The Ford Pinto was a subcompact car built in the 1970s. The vehicle was marketed under Ford Motor Company in the States and Canada. It was made from the 1971 to 1980 model years. Pinto was the smallest American Ford car since 1907. It was Ford's first subcompact vehicle in North America.
The Pinto was manufactured in three body styles: two-door sedan, three-door hatchback and two-door station wagon. Mercury had rebadged versions of the Pinto, the Mercury Bobcat, from 1974 to 1980 (1975 to 1980 in the United States). Over three million Pintos were made over its ten-year production run.

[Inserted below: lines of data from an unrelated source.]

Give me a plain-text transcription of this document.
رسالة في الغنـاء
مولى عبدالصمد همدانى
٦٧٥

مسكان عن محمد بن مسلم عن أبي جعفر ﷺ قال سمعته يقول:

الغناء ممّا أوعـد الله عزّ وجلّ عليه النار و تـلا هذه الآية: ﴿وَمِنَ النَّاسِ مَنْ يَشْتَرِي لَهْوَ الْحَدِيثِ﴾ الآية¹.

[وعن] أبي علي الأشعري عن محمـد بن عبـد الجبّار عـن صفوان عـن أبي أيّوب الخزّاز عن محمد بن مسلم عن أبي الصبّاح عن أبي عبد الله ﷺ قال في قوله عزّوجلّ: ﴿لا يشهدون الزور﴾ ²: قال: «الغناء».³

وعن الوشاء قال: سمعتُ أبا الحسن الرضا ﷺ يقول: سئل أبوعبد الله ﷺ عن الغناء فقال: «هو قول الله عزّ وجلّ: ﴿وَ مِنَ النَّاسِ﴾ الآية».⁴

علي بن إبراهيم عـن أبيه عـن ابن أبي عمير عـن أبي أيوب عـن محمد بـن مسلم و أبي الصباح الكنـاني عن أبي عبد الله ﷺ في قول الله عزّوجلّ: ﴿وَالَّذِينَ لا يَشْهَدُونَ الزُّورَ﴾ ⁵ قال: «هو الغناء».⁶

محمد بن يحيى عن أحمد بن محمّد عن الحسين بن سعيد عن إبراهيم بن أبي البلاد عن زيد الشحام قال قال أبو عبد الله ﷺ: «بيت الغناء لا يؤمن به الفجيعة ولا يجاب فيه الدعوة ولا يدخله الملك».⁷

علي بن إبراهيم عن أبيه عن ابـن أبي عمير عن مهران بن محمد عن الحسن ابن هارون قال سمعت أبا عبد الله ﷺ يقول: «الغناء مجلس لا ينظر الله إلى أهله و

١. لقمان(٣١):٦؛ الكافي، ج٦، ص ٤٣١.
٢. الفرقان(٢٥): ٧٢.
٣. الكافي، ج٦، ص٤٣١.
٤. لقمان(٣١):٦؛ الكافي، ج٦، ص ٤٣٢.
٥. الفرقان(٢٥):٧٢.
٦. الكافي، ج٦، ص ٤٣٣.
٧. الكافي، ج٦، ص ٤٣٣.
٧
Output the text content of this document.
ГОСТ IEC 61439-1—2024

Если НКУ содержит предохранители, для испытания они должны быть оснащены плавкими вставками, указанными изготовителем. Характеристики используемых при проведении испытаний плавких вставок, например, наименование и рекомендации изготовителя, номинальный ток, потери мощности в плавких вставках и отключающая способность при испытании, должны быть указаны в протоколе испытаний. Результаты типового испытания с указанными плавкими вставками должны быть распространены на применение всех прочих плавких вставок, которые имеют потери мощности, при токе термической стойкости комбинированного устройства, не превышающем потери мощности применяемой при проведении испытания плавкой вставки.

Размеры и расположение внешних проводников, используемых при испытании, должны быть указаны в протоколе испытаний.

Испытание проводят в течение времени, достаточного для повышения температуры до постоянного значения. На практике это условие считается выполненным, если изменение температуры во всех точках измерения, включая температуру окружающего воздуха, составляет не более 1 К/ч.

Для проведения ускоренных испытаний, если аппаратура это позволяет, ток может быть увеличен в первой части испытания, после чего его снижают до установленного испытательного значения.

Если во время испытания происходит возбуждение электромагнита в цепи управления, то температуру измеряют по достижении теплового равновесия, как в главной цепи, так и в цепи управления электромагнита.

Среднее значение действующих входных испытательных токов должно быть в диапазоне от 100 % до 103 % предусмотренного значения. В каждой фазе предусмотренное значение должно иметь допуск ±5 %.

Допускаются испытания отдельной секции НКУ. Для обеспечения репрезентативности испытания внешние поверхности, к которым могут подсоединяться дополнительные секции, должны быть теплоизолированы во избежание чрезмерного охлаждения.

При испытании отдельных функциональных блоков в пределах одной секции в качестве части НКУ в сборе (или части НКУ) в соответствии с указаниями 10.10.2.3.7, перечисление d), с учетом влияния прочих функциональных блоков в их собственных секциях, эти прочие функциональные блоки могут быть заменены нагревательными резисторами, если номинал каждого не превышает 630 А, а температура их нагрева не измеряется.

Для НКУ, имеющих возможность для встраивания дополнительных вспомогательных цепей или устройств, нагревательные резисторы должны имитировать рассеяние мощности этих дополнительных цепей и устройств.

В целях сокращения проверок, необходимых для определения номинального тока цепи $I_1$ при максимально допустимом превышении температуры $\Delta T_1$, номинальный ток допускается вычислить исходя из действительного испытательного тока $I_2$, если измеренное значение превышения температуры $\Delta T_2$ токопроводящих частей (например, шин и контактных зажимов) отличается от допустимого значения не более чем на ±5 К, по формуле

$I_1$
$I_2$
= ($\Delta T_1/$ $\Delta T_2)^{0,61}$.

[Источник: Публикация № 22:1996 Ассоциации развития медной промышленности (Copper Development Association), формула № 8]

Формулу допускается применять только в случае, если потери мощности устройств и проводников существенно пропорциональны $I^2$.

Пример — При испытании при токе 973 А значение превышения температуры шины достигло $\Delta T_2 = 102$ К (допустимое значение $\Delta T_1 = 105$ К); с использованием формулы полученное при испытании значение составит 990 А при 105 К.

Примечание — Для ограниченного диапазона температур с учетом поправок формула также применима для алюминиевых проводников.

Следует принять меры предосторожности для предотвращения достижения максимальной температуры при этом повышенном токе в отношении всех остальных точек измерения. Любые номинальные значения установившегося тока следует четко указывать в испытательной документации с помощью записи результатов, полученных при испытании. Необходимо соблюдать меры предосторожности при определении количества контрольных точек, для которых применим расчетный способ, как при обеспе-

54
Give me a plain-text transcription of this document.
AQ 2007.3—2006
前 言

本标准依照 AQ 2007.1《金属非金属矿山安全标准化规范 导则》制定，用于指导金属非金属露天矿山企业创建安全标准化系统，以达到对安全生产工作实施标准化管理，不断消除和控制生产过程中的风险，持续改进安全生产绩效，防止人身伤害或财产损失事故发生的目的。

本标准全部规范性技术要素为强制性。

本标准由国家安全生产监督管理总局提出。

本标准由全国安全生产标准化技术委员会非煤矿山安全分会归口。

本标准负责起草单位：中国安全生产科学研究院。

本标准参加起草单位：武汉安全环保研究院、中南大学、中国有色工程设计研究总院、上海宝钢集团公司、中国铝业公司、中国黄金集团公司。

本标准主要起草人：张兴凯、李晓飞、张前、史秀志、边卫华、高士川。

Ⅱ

Since the 1970s, the safety reputation of the Pinto has made controversy. Several deadly fires related to tanks rupturing happened during rear-end crashes. In 1974, to meet federal regulations, five-mile-per-hour bumpers were included on the front and rear.
In the 1977 model year, Pinto wagons were given a new option package. Some wagons were called the Pinto Cruising Wagon. This was the sedan delivery version of Pinto. It was styled to look like a small conversion van. It had round side panel bubble windows and a choice of optional vinyl graphics.
In 1977, the National Highway and Traffic Safety Administration did an investigation on Ford. In 1978 (the following year), the NHTSA warned Ford of their determination their Pinto fuel system was bad.
In June 1978, Ford recalled over 1.5 million Ford Pintos and Mercury Bobcats, the largest automotive industry recall at that time. Ford, however, disagreed with the NHTSA finding of a defect.